В дополнение к постоянной смене отелей мы с Еленой после третьего переезда (каждый раз под новой легендой) решили селиться в разные номера. Иногда я записывался как руководитель, а она как мой секретарь, иногда мы делали вид, что вообще незнакомы. Кроме того, это постепенное разобщение полностью отражало истинное состояние наших взаимоотношений, хоть и плодотворных в плане работы, но все более тяжелых в плане личностном.
Надо сказать, что из всех отелей, в которых мы останавливались, лишь в двух у нас возникали серьезные поводы для тревоги. Первым был «Шератон». В первую же ночь после нашего заселения меня разбудил телефонный звонок. Елена ушла на подпольное собрание, продлившееся дольше предполагаемого, и ей, как уже неоднократно случалось, пришлось заночевать в том доме, где ее застал комендантский час. Я снял трубку и ответил, спросонок не помня, где я, и что еще хуже, кто я в данный момент. Меня спрашивала какая-то чилийка, называя вымышленным именем. Я уже собирался ответить, что не знаю такого, но тут же проснулся окончательно, ошеломленный тем, что кто-то ищет меня по этому имени в такой час и в таком месте.

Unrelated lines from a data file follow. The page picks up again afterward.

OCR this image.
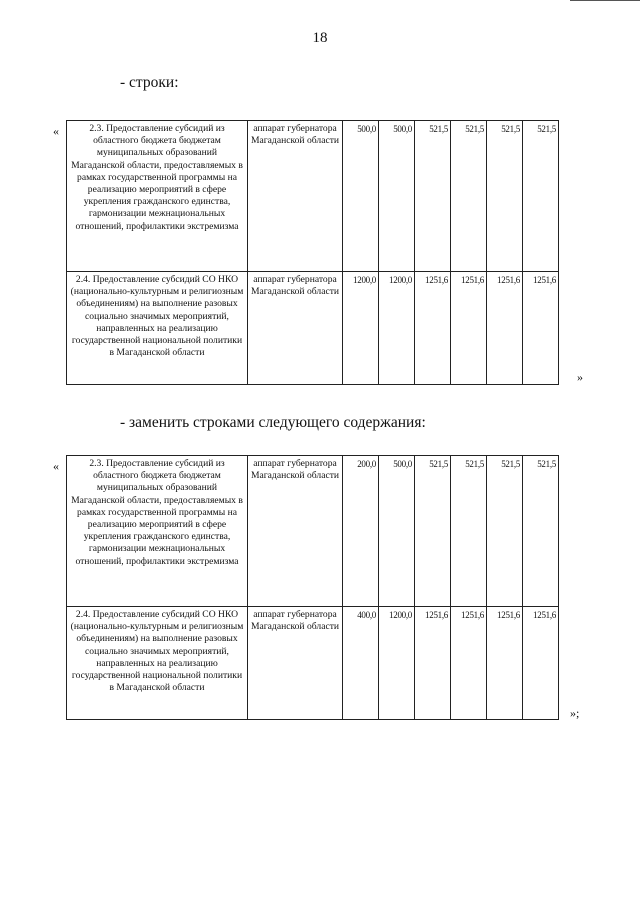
18
- строки:
«	2.3. Предоставление субсидий из областного бюджета бюджетам муниципальных образований Магаданской области, предоставляемых в рамках государственной программы на реализацию мероприятий в сфере укрепления гражданского единства, гармонизации межнациональных отношений, профилактики экстремизма	аппарат губернатора Магаданской области	500,0	500,0	521,5	521,5	521,5	521,5
2.4. Предоставление субсидий СО НКО (национально-культурным и религиозным объединениям) на выполнение разовых социально значимых мероприятий, направленных на реализацию государственной национальной политики в Магаданской области	аппарат губернатора Магаданской области	1200,0	1200,0	1251,6	1251,6	1251,6	1251,6
»
- заменить строками следующего содержания:
«	2.3. Предоставление субсидий из областного бюджета бюджетам муниципальных образований Магаданской области, предоставляемых в рамках государственной программы на реализацию мероприятий в сфере укрепления гражданского единства, гармонизации межнациональных отношений, профилактики экстремизма	аппарат губернатора Магаданской области	200,0	500,0	521,5	521,5	521,5	521,5
2.4. Предоставление субсидий СО НКО (национально-культурным и религиозным объединениям) на выполнение разовых социально значимых мероприятий, направленных на реализацию государственной национальной политики в Магаданской области	аппарат губернатора Магаданской области	400,0	1200,0	1251,6	1251,6	1251,6	1251,6
»;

Это оказалась гостиничная телефонистка, которой поступил междугородный звонок. За секунду я сообразил, что никто, кроме Елены и Франки, не знает, где мы остановились, и ни тот, ни другая не станут звонить мне подобным образом, глухой ночью, да еще прикидываясь, что звонят по межгороду, если речь не идет о жизни и смерти. Поэтому я решил ответить. Женский голос обрушил на меня непонятную тираду на английском да еще панибратским тоном, обращаясь ко мне «дорогой», и «золотце», и «милый», и когда мне удалось наконец вставить слово и дать ей понять, что я не говорю по-английски, она повесила трубку, шепнув сладким голосом: «Ну и черт с тобой!»
Расспросы у администратора ничего не дали, кроме того, что среди постояльцев обнаружилось еще двое с фамилиями, созвучными моей вымышленной. Я не сомкнул глаз ни на минуту, и как только в семь утра явилась Елена, мы тут же перебрались в другую гостиницу.

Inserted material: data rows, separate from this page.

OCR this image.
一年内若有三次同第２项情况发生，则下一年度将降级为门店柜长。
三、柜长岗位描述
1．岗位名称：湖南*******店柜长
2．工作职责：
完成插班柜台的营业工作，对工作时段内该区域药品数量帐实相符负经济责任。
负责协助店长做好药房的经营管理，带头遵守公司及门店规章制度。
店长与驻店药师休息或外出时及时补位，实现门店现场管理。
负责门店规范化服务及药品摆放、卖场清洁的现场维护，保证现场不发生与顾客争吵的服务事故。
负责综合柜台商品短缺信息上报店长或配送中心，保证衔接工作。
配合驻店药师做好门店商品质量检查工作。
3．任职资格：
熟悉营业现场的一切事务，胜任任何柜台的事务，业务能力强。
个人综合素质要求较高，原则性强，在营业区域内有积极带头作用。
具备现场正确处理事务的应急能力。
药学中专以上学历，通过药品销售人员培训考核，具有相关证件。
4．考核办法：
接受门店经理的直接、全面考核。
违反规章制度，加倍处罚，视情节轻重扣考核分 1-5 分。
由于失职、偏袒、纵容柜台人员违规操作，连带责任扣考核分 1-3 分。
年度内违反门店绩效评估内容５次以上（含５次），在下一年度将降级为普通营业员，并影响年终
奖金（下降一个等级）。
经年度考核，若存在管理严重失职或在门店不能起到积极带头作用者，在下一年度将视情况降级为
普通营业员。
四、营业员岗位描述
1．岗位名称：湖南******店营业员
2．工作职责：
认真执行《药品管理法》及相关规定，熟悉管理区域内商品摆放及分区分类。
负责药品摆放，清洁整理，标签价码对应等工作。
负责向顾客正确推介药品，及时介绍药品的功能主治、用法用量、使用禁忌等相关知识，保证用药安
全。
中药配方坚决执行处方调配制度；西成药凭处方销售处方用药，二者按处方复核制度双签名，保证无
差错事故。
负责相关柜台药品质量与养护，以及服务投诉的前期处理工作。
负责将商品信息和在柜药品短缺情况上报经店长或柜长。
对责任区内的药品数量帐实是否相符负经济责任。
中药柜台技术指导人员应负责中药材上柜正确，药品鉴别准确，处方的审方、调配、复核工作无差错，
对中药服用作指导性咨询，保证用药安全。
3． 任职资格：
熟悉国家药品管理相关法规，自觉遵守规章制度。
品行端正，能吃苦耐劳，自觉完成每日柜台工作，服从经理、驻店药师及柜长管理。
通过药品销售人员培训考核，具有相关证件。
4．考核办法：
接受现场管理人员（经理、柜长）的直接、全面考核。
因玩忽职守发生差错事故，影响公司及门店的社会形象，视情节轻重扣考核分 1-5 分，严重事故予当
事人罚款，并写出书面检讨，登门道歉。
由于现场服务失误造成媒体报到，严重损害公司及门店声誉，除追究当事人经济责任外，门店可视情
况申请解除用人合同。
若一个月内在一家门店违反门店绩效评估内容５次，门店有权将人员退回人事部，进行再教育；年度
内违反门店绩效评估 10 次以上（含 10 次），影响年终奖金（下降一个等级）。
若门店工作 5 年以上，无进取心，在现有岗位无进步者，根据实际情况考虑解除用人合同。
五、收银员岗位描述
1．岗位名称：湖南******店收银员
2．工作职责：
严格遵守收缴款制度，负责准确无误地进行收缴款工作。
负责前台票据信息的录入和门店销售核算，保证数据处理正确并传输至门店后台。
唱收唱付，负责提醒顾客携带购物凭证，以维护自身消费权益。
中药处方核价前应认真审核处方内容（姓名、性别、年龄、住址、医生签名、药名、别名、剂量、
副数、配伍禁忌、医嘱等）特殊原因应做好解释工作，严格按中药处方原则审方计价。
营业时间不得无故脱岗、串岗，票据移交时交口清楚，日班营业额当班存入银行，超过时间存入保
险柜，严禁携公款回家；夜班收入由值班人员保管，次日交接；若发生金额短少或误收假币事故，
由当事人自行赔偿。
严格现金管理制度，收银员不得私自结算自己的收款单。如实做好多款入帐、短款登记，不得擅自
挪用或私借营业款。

Второй случай произошел в старом отеле «Каррера», выходящем окнами на дворец Ла-Монеда, — правда, встревожил он нас уже задним числом. Через несколько дней после нашего переезда молодая пара, выдающая себя за молодоженов, празднующих медовый месяц, заселилась в соседний номер и нацелила на кабинет Пиночета установленную на фотографической треноге базуку с устройством отсроченного действия. Идея и воплощение были безупречны, Пиночет оказался в кабинете в нужное время, однако подставки треноги разъехались, не выдержав отдачи, и снаряд полетел мимо.
Пять достопримечательностей
К концу второй недели мы с Франки решили, начиная с субботы, поездить по разным городам. Первым в списке стоял Консепсьон. На тот момент в Сантьяго нам оставалось только встретиться с некоторыми официальными и подпольными руководителями, а также побывать внутри дворца Ла-Монеда. Встречи требовали сложной подготовки, которой с неизменным усердием занялась Елена. Одобрение на съемку во дворце нам выдали, однако раньше следующей недели ждать официальной бумаги было бесполезно, поэтому мы с Франки решили в освободившееся время углубиться внутрь страны. Мы передали по телефону французской съемочной группе, чтобы, закончив работу на севере, они возвращались в Сантьяго, а голландцев попросили довести съемки на юге до Пуэрто-Монта и там ждать дальнейших указаний. Я, как и прежде, продолжал работать с итальянцами.
Согласно намеченному плану, в пятницу мы воспользовались возможностью снять меня самого на улицах города, чтобы иметь доказательства моего личного руководства съемками в Чили, на случай, если хунта станет утверждать обратное. Мы снимали у пяти главных достопримечательностей Сантьяго: дворца Ла-Монеда, в лесопарке Форесталь, на мостах через Мапочо, на холме Сан-Кристобаль и в церкви Святого Франциска. Грация заранее наметила там подходящие точки для съемки, чтобы в назначенный день не терять ни минуты, поскольку было решено, что на каждый объект мы можем потратить не больше двух часов — десять на все про все. Я должен прибывать минут через пятнадцать после съемочной группы и, ни с кем не заговаривая, вливаться в обстановку, корректируя процесс условленными с Грацией знаками.